Results
DNA-based species delimitations. In Panama we surveyed 90 trees over three rounds of sampling, representing 53 species, 48 genera, and 29 families. We found live diaspidids on 75 trees, yielding 380 female specimens (adults and second instars). At least two loci were successfully amplified for 184 specimens, belonging to 53 DNA-delimited species (Fig. A1.6; Table A1.1). Assignment to a morphologically defined species was possible for 180 specimens, representing 32 described and 12 undescribed species. Species assignments and trophic links are in Table S2. In Malaysia, we surveyed 211 trees over 20 rounds of sampling, including 85 species, 48 genera, and 27 families. We found live diaspidids on 102 trees, yielding 480 female specimens. At least two loci were successfully amplified for 266 specimens, belonging to 123 DNA-delimited species (Fig. A1.7 Table A1.1). Assignment to a morphologically defined species was possible for 259 specimens, representing 20 described and 58 undescribed species. Species assignments and trophic links are in Table S3.
We found strong evidence for host-use specialization, both in terms of less-than-expected host plant diversity, and more-than-expected phylogenetic conservatism of host use. The Simpson’s RDI of each diaspidid species’ diet was significantly lower than expected at all host taxonomic levels and in both locations, except at the host-species level in Panama (Table A1.2). Phylogenetic signal was significantly stronger than its null expectation for 19 host taxa (Figure A1.8), although it was higher at the Malaysia site (mean 0.61) than the Panama site (mean 0.45), with 18 Malaysian host taxa with significant phylogenetic conservatism, compared to just one Panamanian host taxon with significant conservatism.

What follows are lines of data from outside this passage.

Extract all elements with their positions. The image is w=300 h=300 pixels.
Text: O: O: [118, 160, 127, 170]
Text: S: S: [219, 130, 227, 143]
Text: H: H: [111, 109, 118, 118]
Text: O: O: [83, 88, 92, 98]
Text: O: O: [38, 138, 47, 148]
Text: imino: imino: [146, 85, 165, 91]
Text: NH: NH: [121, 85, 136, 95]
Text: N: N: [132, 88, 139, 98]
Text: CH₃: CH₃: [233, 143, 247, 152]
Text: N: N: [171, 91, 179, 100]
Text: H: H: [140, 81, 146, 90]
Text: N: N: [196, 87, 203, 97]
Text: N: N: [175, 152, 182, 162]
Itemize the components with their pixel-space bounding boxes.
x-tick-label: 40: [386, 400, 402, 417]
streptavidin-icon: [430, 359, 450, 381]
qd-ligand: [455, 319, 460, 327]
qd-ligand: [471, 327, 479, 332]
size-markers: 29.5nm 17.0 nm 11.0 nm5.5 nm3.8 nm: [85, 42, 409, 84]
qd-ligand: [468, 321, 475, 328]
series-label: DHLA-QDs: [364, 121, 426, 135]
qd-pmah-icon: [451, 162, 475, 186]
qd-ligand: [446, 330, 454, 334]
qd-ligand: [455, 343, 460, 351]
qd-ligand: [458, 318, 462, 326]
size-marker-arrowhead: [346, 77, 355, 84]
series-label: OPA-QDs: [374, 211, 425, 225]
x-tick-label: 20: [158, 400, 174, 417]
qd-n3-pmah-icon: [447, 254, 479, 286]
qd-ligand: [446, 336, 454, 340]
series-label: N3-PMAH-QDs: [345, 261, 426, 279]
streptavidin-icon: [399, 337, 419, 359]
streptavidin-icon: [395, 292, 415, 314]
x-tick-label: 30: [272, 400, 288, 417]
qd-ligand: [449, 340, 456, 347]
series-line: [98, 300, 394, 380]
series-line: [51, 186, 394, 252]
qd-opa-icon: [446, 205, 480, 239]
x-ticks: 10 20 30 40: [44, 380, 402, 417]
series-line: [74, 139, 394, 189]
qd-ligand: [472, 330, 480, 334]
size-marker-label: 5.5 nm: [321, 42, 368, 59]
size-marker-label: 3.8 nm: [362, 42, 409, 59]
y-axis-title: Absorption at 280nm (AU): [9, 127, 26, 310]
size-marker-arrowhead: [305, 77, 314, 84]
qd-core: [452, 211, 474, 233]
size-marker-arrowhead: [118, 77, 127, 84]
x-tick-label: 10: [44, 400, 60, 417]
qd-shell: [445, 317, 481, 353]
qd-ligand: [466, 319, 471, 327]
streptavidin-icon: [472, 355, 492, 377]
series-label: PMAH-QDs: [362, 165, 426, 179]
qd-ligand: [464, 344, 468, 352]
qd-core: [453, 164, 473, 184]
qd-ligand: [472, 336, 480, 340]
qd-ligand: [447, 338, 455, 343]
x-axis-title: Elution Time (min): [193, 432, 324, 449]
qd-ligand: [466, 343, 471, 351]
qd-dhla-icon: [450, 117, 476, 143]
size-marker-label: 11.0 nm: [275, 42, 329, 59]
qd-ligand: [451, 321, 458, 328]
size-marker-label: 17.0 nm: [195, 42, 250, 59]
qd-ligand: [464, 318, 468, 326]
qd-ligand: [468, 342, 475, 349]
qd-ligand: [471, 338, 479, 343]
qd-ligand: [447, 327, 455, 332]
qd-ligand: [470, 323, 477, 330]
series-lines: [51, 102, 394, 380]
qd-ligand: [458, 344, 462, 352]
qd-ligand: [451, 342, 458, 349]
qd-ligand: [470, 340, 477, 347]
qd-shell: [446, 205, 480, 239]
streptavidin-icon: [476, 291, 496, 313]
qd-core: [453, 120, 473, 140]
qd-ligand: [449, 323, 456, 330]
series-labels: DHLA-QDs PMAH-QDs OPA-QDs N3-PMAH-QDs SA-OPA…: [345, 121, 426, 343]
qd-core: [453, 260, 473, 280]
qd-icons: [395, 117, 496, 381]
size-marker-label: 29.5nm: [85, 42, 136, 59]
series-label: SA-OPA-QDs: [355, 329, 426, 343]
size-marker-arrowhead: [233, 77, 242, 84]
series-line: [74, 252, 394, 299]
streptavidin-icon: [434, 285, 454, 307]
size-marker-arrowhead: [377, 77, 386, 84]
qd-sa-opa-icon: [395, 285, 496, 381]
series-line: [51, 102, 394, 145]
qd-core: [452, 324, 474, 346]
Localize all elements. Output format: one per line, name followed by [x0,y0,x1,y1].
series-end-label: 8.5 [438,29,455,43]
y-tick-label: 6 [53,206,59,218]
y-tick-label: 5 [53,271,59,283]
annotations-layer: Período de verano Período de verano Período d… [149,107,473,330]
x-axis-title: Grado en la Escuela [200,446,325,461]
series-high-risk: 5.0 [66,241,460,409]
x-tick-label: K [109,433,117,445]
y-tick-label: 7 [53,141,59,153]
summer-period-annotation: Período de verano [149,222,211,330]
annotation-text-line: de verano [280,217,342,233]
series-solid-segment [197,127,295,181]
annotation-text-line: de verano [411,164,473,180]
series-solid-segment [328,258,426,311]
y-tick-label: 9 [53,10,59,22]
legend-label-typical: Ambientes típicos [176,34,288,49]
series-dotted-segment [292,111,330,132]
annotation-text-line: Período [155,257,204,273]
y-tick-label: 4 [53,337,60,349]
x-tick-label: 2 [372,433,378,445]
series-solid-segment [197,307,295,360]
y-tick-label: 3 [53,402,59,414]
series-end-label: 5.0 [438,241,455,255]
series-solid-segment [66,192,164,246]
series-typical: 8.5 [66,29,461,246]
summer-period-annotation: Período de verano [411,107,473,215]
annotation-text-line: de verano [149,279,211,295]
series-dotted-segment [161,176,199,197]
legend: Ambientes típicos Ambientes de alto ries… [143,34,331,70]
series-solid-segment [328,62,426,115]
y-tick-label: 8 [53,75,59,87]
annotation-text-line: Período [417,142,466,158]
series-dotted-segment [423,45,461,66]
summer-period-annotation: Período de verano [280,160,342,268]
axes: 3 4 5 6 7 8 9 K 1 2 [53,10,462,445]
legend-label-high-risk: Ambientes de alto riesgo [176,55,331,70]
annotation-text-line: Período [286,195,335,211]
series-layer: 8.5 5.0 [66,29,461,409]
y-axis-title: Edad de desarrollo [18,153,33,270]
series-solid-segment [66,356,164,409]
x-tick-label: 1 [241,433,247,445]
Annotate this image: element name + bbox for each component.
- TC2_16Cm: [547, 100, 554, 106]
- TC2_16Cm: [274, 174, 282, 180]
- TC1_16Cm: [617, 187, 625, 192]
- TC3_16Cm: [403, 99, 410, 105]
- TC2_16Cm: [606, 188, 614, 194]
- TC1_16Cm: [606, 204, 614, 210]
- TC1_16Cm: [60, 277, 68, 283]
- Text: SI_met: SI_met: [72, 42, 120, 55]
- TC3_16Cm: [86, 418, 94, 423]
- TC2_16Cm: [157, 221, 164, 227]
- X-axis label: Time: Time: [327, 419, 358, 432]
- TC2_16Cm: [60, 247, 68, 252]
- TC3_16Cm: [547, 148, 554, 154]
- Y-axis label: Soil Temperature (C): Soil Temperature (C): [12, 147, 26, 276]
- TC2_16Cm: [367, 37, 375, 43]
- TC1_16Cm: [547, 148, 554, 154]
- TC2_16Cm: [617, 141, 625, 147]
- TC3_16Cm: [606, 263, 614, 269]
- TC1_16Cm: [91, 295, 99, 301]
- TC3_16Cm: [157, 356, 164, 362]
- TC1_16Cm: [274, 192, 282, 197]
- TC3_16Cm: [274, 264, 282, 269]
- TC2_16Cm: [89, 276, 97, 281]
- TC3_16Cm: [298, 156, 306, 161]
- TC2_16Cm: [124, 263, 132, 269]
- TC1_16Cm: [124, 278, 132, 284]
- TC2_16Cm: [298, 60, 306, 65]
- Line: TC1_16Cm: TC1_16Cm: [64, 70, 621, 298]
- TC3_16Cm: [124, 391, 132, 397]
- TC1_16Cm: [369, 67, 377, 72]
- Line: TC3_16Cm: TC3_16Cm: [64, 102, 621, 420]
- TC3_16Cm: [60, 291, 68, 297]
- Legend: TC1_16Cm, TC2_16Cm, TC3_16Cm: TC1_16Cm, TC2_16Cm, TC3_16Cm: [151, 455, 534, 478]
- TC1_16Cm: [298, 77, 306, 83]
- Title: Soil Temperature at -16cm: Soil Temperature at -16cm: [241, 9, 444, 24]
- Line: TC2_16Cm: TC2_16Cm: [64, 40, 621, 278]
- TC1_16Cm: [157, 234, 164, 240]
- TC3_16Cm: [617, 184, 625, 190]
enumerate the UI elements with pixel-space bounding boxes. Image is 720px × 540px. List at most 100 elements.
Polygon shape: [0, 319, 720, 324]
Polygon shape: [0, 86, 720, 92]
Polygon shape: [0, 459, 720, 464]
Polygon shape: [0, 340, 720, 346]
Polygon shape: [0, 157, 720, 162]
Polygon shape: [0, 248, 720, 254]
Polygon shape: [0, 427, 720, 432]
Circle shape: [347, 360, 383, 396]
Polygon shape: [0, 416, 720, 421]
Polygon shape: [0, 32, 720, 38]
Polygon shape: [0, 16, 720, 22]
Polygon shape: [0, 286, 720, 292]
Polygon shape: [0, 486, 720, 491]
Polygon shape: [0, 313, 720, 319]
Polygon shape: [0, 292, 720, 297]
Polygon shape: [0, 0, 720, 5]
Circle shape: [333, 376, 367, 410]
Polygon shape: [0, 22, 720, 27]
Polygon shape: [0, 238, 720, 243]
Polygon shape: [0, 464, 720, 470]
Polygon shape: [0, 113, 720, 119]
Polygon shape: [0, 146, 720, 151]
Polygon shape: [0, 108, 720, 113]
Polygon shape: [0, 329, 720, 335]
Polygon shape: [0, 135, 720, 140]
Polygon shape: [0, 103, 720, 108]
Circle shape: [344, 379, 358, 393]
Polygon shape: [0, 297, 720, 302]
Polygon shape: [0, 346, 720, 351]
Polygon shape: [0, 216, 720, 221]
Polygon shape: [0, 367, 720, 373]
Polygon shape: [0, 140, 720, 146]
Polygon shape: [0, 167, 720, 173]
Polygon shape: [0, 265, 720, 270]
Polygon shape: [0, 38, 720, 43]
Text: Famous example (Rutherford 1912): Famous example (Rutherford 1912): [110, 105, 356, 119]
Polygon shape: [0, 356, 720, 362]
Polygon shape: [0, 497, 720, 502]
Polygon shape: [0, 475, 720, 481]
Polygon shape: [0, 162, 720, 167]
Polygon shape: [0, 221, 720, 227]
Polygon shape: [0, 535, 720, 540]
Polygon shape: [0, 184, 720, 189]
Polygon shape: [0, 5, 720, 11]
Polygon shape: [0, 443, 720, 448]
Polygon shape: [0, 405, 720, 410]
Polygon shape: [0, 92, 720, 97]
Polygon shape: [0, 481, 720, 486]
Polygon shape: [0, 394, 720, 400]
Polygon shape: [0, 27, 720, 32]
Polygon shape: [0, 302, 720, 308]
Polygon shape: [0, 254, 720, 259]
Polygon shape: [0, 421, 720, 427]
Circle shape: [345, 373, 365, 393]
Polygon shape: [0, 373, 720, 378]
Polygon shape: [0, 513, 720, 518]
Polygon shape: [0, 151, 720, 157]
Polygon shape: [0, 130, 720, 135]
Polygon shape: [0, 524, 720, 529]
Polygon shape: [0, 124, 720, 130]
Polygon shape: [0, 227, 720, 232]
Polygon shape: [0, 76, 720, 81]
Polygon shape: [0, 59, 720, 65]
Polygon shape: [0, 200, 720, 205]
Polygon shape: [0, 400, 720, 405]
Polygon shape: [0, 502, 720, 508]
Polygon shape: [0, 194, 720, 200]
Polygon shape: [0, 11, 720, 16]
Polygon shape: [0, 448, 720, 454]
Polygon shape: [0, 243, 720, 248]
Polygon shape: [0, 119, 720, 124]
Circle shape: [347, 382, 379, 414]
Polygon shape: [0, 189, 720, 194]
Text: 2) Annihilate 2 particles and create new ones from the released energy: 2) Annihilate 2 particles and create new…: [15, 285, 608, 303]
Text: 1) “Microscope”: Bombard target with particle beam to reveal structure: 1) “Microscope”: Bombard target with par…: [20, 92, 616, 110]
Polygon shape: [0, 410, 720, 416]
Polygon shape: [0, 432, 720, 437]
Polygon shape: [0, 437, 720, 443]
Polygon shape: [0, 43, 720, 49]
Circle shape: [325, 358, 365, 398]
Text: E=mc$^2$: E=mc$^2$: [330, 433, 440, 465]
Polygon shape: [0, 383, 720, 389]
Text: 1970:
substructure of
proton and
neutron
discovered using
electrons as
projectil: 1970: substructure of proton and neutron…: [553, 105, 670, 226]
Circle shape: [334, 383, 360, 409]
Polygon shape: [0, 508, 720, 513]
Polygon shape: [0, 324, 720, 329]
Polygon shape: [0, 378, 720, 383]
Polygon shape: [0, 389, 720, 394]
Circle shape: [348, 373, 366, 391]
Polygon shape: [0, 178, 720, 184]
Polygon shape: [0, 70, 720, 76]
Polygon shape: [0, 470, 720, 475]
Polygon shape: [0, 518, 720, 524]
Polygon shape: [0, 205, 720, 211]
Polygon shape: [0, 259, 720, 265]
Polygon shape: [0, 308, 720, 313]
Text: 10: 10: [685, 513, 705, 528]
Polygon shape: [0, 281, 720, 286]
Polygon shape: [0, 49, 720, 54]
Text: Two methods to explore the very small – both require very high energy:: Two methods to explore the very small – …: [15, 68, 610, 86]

Despite the prevalence of diaspidid host-use specialization at our two sites, and of extensive phylogenetic conservatism of host use in Malaysia, we found no evidence for performance trade-offs on alternative hosts that would select against broad diets. Specialists were no more abundant than generalists on specific host trees; the number of live adult or second instar female diaspidids found on each tree was not correlated with diet breadth (Fig. 1; Table A1.4). Moreover, contra the metapopulation trade-off hypothesis, diaspidids with broader diets were observed on a higher proportion of the trees in their host taxa, although this effect was not significant for Malaysian diaspidids and their host plant species (Figure 2; Table A1.4).
Morphology-based delimitations. The results of the analyses using morphologically delimited species were broadly consistent with those using DNA-delimited species. As for analyses using DNA-delimited species, with morphology-delimited species we found that diaspidid species were more specialized than expected by chance (Table A1.3), that more specialized species were no more abundant on their hosts (Table A1.5), and tended to occupy a smaller proportion of their potential host plants (Table A1.5). Actually, when modelling the links between Malaysian diaspidids and their hosts at the species level, we found positive effect of diet breadth on abundance that fell just short of significance (p-value = 0.08).